Mein Vater durfte nur die Volksschule besuchen, obwohl der Priester und der Lehrer Rettich einige Male auf den Hof hinausgewandert waren, um die Eltern für den Besuch einer Oberschule für den Bernhard Koslowski zu bewegen. Aber alles umsonst, “der eine Herr und der andere Knecht” das ging nicht, um es mit der Antwort meines Zweitopa’s auszudrücken. So musste mein Vater als älteter der Kinder den Hof versorgen zusammen mit den Eltern, bis der jüngste, Kurt, so weit war, seine Stelle einzunehmen. Erst als mein Vater 19Jahre wurde, konnte er eine Schlosserlehre anfangen – inwischen war ja auch Weltkrieg Nr.1 und mein Vater wurde miteingezogen, wo er eine Kriegsverwundung am Arm erlitt, den er nur bedingt später gebrauchen konnte. Darum wurde er auch als kriegsuntüchtig im 2. Weltkrieg eingestuft und wir brauchten uns nicht um sein Leben als Soldat zu sorgen. Aber bis dahin ist noch lange Zeit und noch viel zu erzählen.

Jedenfalls erzählte mir immer mein Vater, dass er ein typischer Autodidakt war, was seinen Wissensbereich anging. Er hatte viel gelesen (wie ich) hatte kleine interne Veranstaltungen unter den vielen Verwandten seines Alters organisiert, wo er Gedichte und kleine Dramen vorgetragen hat und glaubte fest an eine Art von “Sich allein erziehen”, die er mir auch immer als Rat vorschlug. Er war schon ein sehr interessanter Mensch, der sich mit vielen Religionen der Welt und dem Weltgeschehen befaßte. Auch hatte er sich selbst das Spielen auf einem “Knopf-Akkordeon” – diatonisch nannte er das – beigebracht und viele Stunden an Sonntagen haben wir verbracht damit, dass er rührselige Heimatlieder sang und spielte z.B. “Vor meinem Vaterhaus da steht ‘ne Linde – vor meinem Vaterhaus, da steht ‘ne Bank – und wenn ich sie nur wiederfinde …. oder “Wenn auch die Jahre enteilen, bleibt die Erinnerung wach ….

Ich habe meinen Vater sehr geliebt mit dem brennenden Herzen eines Kindes ….

So das sollte es erst einmal gewesen sein …. nein, da ist zuerst noch etwas von der Familie des Kürschnermeisters Robert Koslowski zu erzählen, der hatte doch mehrere Kinder.

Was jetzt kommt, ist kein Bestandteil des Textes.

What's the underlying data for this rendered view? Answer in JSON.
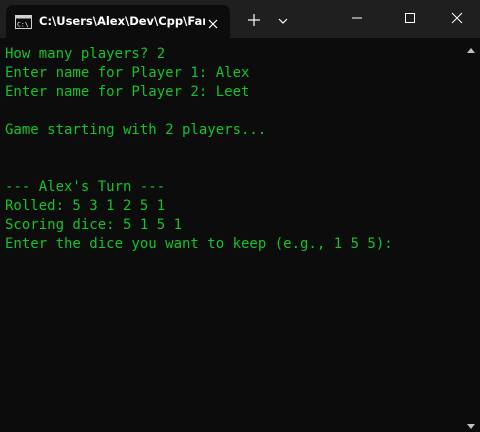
{
  "window": {
    "tab_title": "C:\\Users\\Alex\\Dev\\Cpp\\Far",
    "tab_icon": "cmd-terminal-icon",
    "colors": {
      "titlebar": "#1f1f1f",
      "background": "#0c0c0c",
      "text": "#13c42a"
    }
  },
  "terminal": {
    "lines": [
      "How many players? 2",
      "Enter name for Player 1: Alex",
      "Enter name for Player 2: Leet",
      "",
      "Game starting with 2 players...",
      "",
      "",
      "--- Alex's Turn ---",
      "Rolled: 5 3 1 2 5 1",
      "Scoring dice: 5 1 5 1",
      "Enter the dice you want to keep (e.g., 1 5 5):"
    ]
  }
}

Da war zuerst der Robert, der spätere Vater meiner Mutter. Der ging auch nach Könisberg und studierte dort als Werkstudent Pharmacie. Später danach ging er “in die Welt” nach Rom, nach Edinburgh und landete schließlich dann in Hamburg und danach in Harburg.
Denn als Apotheker konnte er international arbeiten und dabei die Sprache des Landes erlernen, denn Pharmacie konnte überall in der Welt praktiziert werden und beruflich konnte man sich in der lateinischen Sprache verständigen.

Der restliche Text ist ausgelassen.